According to the blog post about the public preview EFLOW, the solution also includes:

  • A Windows Admin Center (WAC) extension facilitating installation, configuration, and diagnostics from a remote workstation or on the local device
  • Interoperability through bi-directional communication between Windows processes and Linux containers provides the best of both worlds where the Windows process can provide UI or hardware proxy for business logic and ML inferencing provided by the Linux containers
  • Integration with Microsoft Update to keep the software up-to-date, including the Windows runtime components, the Mariner VM, and Azure IoT Edge

Warwick also said in the video why Microsoft brought the EFLOW solution to its customers:

Our customers have to choose between running either Windows or Linux, or it requires a second device in the enterprise to host the Linux environments. These IT administrators may not have the skills to operate both platforms, or the enterprise may have a large investment in the management of one vs. the other.
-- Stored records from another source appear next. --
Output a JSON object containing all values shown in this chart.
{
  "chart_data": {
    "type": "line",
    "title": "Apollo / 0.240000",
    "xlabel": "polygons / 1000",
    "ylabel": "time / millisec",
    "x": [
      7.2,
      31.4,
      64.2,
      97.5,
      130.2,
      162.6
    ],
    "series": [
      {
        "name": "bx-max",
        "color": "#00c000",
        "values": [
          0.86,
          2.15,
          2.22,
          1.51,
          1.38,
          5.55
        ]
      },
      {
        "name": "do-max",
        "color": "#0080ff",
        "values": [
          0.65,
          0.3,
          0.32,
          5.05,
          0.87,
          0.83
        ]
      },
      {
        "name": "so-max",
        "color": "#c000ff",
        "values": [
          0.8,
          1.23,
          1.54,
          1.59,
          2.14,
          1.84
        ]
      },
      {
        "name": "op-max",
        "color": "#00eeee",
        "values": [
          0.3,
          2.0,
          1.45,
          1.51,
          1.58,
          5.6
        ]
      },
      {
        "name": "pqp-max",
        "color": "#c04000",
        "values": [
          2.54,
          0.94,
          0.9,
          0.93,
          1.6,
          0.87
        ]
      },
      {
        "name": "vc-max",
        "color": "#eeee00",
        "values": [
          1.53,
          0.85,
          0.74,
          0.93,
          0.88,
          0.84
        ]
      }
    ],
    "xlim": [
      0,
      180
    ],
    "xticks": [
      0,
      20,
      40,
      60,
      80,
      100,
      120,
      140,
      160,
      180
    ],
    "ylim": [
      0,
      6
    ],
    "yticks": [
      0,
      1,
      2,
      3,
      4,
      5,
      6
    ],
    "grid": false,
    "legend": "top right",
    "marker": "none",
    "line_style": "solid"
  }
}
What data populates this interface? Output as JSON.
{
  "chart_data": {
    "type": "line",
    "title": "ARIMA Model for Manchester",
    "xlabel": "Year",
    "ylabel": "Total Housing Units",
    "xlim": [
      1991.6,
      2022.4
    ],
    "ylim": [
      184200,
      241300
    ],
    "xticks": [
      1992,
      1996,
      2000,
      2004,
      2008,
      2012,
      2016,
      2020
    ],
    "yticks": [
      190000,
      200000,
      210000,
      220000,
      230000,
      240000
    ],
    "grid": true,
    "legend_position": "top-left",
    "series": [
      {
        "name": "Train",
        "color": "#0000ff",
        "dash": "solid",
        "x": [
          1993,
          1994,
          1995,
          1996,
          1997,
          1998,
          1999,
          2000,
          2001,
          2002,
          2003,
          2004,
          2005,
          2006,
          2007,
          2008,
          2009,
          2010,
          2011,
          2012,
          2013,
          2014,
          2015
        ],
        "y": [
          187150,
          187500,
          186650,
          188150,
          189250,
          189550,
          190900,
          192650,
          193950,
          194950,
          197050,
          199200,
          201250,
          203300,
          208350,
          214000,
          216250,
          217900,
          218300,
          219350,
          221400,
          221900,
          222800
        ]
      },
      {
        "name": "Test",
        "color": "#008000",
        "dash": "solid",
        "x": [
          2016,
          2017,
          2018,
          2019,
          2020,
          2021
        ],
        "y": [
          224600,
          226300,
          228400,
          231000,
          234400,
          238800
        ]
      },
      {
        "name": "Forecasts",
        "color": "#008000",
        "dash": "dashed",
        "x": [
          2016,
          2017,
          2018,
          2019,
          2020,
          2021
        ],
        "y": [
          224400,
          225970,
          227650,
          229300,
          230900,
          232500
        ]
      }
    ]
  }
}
So we're focusing mostly on those enterprises and those solutions that have a vast investment in Windows architecture, Windows devices, Windows management, and Windows knowledge to really bring the best of both worlds together in a hybrid environment in a way that does not require the enterprise to set up a new control plane to manage a Linux environment.

EFLOW is currently available on all Hyper-V capable Windows 10 installations making millions of existing devices EFLOW capable, connected, and manageable through Azure. Furthermore, detailed information on Azure IoT Edge is available on the documentation landing page.